As a Portsmouth rental property owner, the chances are that in the future, you’ll have a tenant ask if they can make a partial rent payment. While you may be compelled to accept it, reasoning that something is better than nothing, in all actuality, accepting even one partial rent payment can trigger several problems afterward. Although there are alternatives to accept a partial rent payment and limit the risks that come with it, for most landlords, the ideal plan in most situations is to take a firm stand and insist that your tenant pay their rent in full. In what follows, we’ll go over why accepting partial rent payments can be so problematic and how to manage this difficult position successfully.
Late Fee Disputes
Tenants may believe that they can evade being charged late fees or other penalties contained in their lease by making a partial rent payment. However, anything less than a full payment should still be subject to the same penalties that would happen if no payment was made. Some tenants like late fees and may dispute or decline to pay. If your tenant should decide to challenge that late fee in court, there’s a strong possibility the judge will side with your tenant no matter what your lease says.
Fair Housing Laws
Accepting partial rent payments from one tenant but not another also puts you at risk of running headlong into a discrimination lawsuit. Federal Fair Housing laws are intended to protect tenants in some protected classes from being handled unfairly by landlords. If you deny a tenant’s request to make a partial rent payment, and they figure out that you allowed a different tenant to do so, they could argue in court that you’ve discriminated against them. Even though you effectively defend yourself, you’ll end up paying for it in both legal fees and a damaged reputation.
If you’ve ever heard the saying, “give them an inch, and they’ll take a mile,” you see how frustrating it can be to re-establish clear boundaries with some tenants after you’ve made an exception to the rule. If you let your tenant make a late or partial payment without penalty one time, there is a strong possibility that they’ll do it again – and request for more time or more leeway after some time. They may also start anticipating that since you didn’t enforce one provision of the lease that you’ll be okay to disregard other violations, as well. You can avoid boundary-testing tenants by clearly expressing your expectations in your lease documents and then sticking to them.

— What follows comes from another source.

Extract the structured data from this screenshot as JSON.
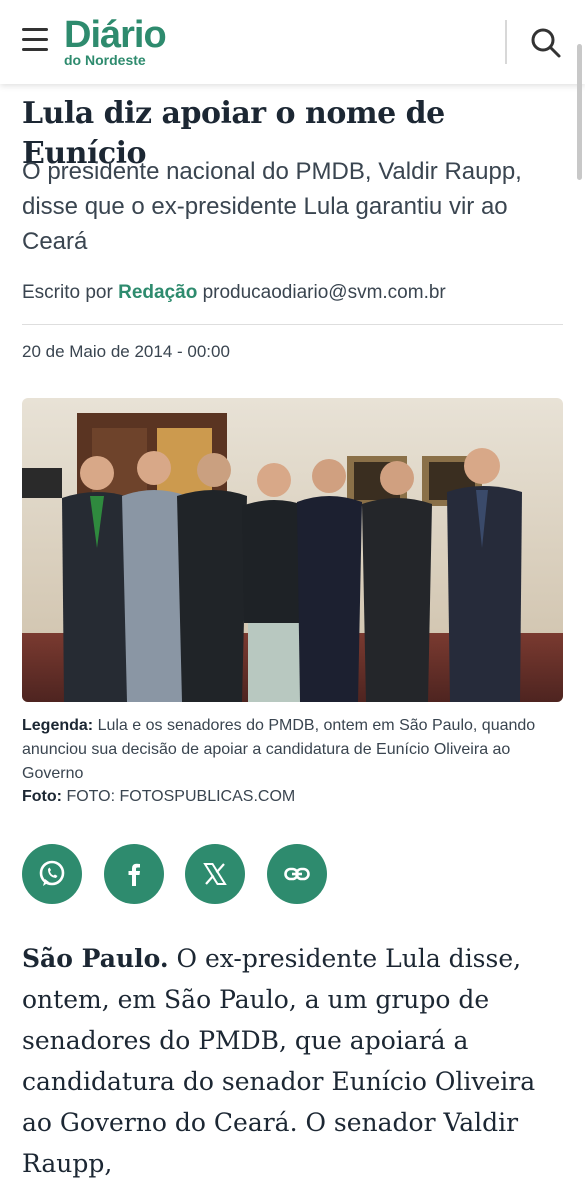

If the issue becomes a worst-case scenario and you need to evict a tenant, accepting a partial rent payment can ruin the eviction process. In other states, accepting even one dollar of rent payment from a tenant after you’ve started an eviction will void the process completely. Not only will you have to start the whole eviction process over again from the very beginning, but you will be stranded, unable to collect back rent payments while the eviction process takes its course. As relations with your tenant will undoubtedly deteriorate, the whole situation probably becomes increasingly difficult for everyone the more it proceeds.
Navigating Partial Payments
Thankfully, there are proactive things you can do to mitigate some of the more prevalent risks involved with partial rent payments. These include the following:
- Setting Clear Expectations. Spell out your rent payment policy in your lease documents, together with your policy on partial rent payments. This can help you clearly communicate your expectations to your tenant and decrease the possibility that they will continue to make a partial payment at all.
- Get it in Writing. If you do decide to accept a one-time partial payment, put it in writing. Prepare and serve your tenant with a Notice of Nonpayment of Rent or other notice that specifically describes the terms of your accepting their partial payment, including any applicable late charges. Don’t forget to explain the consequences of any further requests or failure to pay the rest of the past-due rent as agreed.
- Accept Multiple Forms of Payment. If your tenant runs out of cash, one option that you could avoid partial payments is to allow them to make their rent payment with a credit card or another means of payment. Several innovative payment methods allow instant transfers, which might provide your tenant a further convenience in a pinch. Just bear in mind not to accept a personal check, particularly a post-dated one. A few tenants will attempt to “float” a bad check to buy time, but if the check bounces, you will be the one who pays the bank charges.
Determining how to manage partial rent payments is just one small portion of successfully managing rental properties. It’s a challenging task and not one for the fearful. However, if you might want to reclaim your time and spend it doing different activities, why not hire Real Property Management Hampton Roads to handle the day-to-day tasks your properties need? Our Portsmouth property managers will communicate directly with your tenants to ensure that things are done professionally, legally, and efficiently, saving you time and total peace of mind. Contact us online today to learn more.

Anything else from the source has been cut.